Irish Doctors have highlighted the importance of palliative care for people with terminal illnesses whilst expressing support for the recent decision from the Oireachtas Committee on Justice which rejected the Assisted Suicide Bill.
In a letter published by the Irish Times, Dr Gabrielle Colleran, a Consultant Radiologist, Dr Eric Kelleher, a Consultant Liasion in Psychiatry , and Dr Miriam Colleran, a Consultant in Palliative Medicine, said that although they understood the intention of the bill was to be compassionate and respectful towards those with advanced, progressive and terminal illnesses, “the proposed Bill was unsafe and tried to define in law that a dignified death in Ireland was a death by physician-hastened death or physician-provided euthanasia.”
“It demeaned natural dying in doing so,” they continued. “This was a negative and devaluing message to both persons with terminal illnesses and their family caregivers.”
“We agree with the Oireachtas Committee on Justice in its conclusion that “it may have unintended policy consequences (particularly regarding the lack of sufficient safeguards to protect against undue pressure being put on vulnerable people to avail of assisted dying).”
The doctors also referred to other countries that have legalised assisted suicide, such as Canada and the Netherlands, pointing out how over time these countries have increased their criteria for eligibility for assisted suicide, and have removed safeguards, which were there to protect vulnerable people.
“Dr Will Johnston (Letters, July 5th) highlighted the worrying scarcity of discussion on the inclusion of persons with disabilities alone or mental illness alone having access to physician-delivered euthanasia and physician-prescribed hastened death in Canada,” they said.

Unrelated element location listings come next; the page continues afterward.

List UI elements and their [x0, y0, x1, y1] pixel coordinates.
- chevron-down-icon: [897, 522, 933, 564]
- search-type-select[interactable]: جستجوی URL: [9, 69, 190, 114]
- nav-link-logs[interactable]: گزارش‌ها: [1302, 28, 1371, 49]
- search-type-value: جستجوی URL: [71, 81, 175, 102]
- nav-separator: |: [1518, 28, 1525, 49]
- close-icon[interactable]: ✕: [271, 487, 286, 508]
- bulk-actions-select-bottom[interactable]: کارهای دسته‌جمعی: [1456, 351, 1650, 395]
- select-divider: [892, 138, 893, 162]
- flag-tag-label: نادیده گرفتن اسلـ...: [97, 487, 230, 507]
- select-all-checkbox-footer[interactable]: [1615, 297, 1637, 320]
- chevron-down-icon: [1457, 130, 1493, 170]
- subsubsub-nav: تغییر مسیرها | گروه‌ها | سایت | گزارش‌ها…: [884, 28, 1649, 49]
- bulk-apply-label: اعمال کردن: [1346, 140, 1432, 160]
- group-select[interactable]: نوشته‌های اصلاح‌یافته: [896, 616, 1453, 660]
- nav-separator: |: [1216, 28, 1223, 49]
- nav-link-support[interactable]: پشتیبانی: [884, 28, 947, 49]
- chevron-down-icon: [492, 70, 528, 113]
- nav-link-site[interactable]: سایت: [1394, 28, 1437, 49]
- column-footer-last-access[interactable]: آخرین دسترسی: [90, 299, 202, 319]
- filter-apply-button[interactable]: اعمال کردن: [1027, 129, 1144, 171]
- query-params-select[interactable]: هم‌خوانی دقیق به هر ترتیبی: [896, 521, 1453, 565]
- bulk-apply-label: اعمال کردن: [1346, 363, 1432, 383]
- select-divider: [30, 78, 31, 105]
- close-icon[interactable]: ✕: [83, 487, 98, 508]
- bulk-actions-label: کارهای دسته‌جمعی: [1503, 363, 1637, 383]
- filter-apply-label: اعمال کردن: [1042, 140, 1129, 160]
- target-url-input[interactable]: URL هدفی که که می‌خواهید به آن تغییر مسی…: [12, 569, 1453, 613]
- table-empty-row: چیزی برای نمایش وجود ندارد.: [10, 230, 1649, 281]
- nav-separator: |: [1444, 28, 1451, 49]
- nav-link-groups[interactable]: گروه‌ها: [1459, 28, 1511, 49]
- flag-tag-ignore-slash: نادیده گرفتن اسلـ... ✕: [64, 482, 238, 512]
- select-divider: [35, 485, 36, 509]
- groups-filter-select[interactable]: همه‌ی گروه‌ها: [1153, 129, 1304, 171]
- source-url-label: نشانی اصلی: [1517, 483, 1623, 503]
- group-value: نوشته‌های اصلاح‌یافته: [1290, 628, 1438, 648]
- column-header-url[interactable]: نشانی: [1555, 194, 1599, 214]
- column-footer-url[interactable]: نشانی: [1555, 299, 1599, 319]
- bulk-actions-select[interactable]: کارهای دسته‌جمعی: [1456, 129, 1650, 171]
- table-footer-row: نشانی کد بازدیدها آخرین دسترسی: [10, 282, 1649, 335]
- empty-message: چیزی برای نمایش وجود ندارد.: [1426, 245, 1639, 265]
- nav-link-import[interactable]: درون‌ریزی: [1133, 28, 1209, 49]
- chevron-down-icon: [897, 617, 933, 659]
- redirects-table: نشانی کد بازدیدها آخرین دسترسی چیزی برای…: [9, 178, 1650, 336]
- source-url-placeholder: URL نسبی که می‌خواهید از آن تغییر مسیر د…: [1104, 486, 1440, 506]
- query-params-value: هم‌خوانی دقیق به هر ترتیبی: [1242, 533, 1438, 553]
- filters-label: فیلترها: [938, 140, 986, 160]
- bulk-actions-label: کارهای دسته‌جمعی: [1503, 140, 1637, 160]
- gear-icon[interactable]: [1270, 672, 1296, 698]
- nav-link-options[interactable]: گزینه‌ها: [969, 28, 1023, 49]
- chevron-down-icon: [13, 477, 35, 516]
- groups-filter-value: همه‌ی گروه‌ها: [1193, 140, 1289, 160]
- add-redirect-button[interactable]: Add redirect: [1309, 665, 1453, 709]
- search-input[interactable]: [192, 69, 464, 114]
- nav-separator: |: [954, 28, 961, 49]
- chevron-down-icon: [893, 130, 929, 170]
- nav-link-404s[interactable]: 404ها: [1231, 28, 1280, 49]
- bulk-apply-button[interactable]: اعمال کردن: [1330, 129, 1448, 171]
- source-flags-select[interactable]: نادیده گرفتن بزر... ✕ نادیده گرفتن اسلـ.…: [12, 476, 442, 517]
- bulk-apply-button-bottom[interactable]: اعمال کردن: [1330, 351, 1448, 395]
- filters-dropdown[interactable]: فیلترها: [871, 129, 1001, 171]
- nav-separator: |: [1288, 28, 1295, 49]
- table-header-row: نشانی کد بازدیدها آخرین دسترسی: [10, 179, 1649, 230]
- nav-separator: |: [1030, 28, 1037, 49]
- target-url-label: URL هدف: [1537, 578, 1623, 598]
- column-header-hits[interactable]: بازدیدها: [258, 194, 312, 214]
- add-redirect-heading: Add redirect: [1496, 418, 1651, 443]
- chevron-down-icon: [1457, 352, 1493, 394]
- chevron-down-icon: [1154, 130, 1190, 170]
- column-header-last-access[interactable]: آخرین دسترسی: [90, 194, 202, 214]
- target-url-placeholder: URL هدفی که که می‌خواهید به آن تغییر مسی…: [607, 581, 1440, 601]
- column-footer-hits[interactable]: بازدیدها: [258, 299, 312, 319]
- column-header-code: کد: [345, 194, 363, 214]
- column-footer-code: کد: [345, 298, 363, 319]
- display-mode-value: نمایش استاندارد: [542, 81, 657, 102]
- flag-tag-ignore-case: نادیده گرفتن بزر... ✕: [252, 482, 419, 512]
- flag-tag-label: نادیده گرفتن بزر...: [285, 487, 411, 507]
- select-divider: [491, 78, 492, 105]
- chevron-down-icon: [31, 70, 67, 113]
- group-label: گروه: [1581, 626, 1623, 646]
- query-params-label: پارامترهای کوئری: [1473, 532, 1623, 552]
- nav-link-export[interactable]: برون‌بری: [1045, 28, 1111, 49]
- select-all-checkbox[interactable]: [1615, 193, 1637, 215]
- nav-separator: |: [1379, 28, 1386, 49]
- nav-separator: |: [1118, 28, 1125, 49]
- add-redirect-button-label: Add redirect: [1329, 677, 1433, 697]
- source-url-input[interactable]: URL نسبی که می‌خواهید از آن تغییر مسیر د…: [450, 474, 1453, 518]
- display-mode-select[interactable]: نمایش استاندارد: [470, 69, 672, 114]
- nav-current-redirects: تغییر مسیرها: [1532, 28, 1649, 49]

“Patients with terminal illnesses will soon be able to access same day euthanasia and physician-prescribed hastened death in Canada but they can experience difficulty and delays accessing palliative care and psychiatric services there.”
“This is of particular concern in Ireland where lack of resourcing impacts access to care with severe difficulties in accessing inpatient and specialist multidisciplinary mental health services in the community. Patient safety and compassionate care must be at the core of end-of-life care.”
“Although some may try to polarise this debate, on both sides, most of us have this shared goal.
We need to prioritise access to disability, pain teams, palliative care and mental health services based on patient need not service availability and work together to ensure that all have timely access to quality care with compassionate, safe, end-of-life care for all," they said.